Lotus Refineries had defaulted, as per the Rules of the NSEL, on 198 days during the fifteen month period of 1 April 2012 and 30 July 2013.”
There’s a lot more in the order.
The net effect is that Financial Technologies and three people: Jignesh Shah, Joseph Massey and Shreekant Javalgekar are declared not fit and proper. This means they have to get out of the MCX board and shareholding. (The individuals are already out of the board)
FT holds 26% of MCX and it must cut that stake to 2% or less.
My view: This is a good thing. I don’t know about appeals and whether it will stand the test of the judicial system, which in our country largely means that if you’re rich you are probably not guilty and even if you serve a jail term you can get parole to visit your wife who is sick from attending too many parties the previous night.
But an order, however small, is good to retain some confidence. However, unless we see people go behind bars, and are not allowed parole, it’s only then that justice will be served. How do we know this kind of scam will not happen – or is not happening – with other exchanges? How do banks know that the warehouses they finance actually have goods that they say they do? A large part of the system is still based on the trust of management, an auditor or such.

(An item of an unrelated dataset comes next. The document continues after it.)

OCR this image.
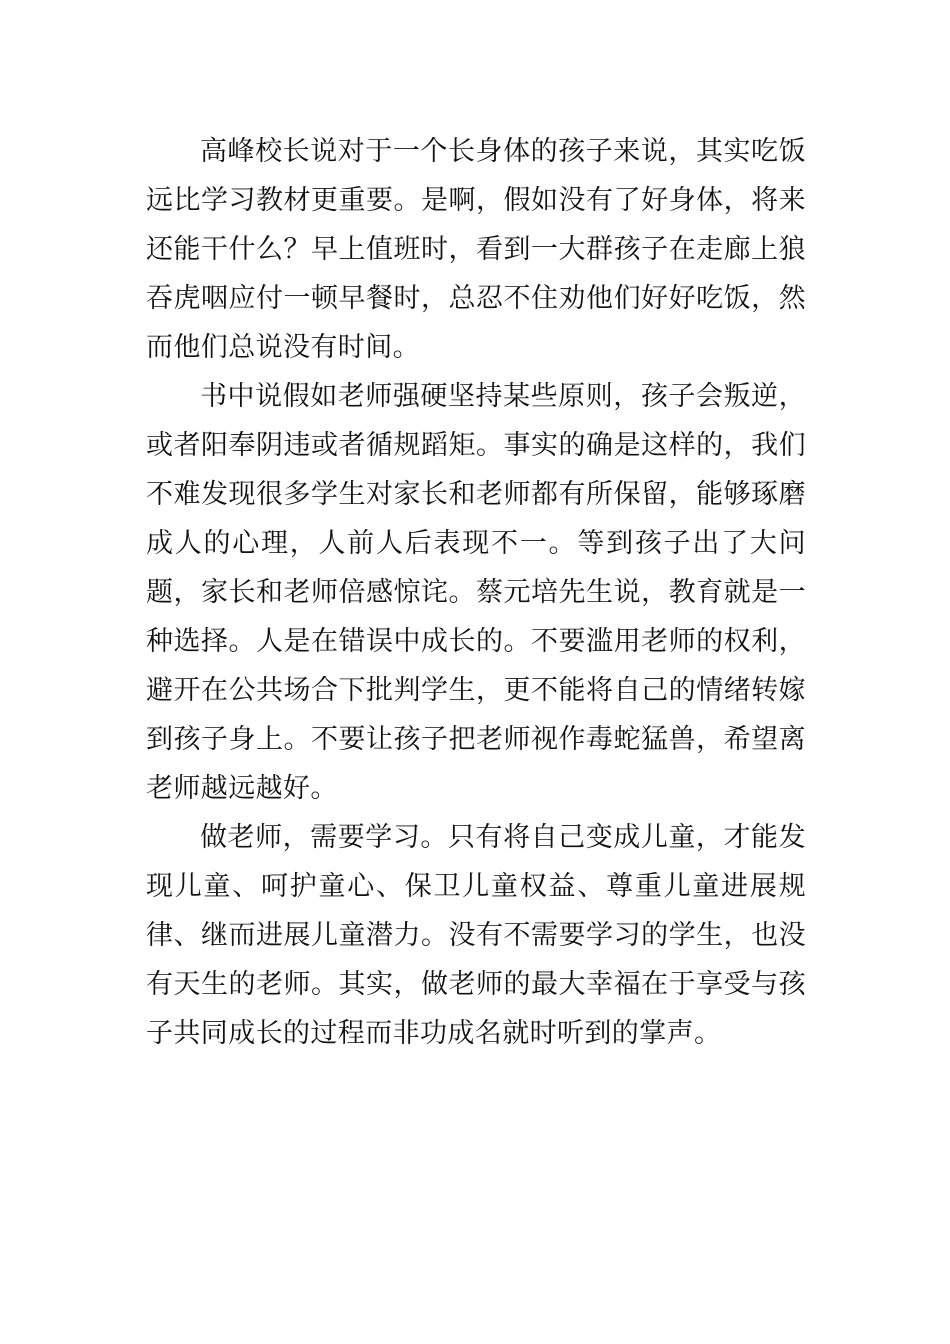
高峰校长说对于一个长身体的孩子来说，其实吃饭远比学习教材更重要。是啊，假如没有了好身体，将来还能干什么？早上值班时，看到一大群孩子在走廊上狼吞虎咽应付一顿早餐时，总忍不住劝他们好好吃饭，然而他们总说没有时间。

书中说假如老师强硬坚持某些原则，孩子会叛逆，或者阳奉阴违或者循规蹈矩。事实的确是这样的，我们不难发现很多学生对家长和老师都有所保留，能够琢磨成人的心理，人前人后表现不一。等到孩子出了大问题，家长和老师倍感惊诧。蔡元培先生说，教育就是一种选择。人是在错误中成长的。不要滥用老师的权利，避开在公共场合下批判学生，更不能将自己的情绪转嫁到孩子身上。不要让孩子把老师视作毒蛇猛兽，希望离老师越远越好。

做老师，需要学习。只有将自己变成儿童，才能发现儿童、呵护童心、保卫儿童权益、尊重儿童进展规律、继而进展儿童潜力。没有不需要学习的学生，也没有天生的老师。其实，做老师的最大幸福在于享受与孩子共同成长的过程而非功成名就时听到的掌声。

At this point, I am jittery even about my Gold ETF, even though there hasn’t been much doubt about that. The seeds of doubt that have been created will never really go away. The fit-and-proper is a start, and it prevents these people from participating in some kind of exchanges. But things must go to their logical end – a judgement and a prison sentence for the parties involved, who may be these or others.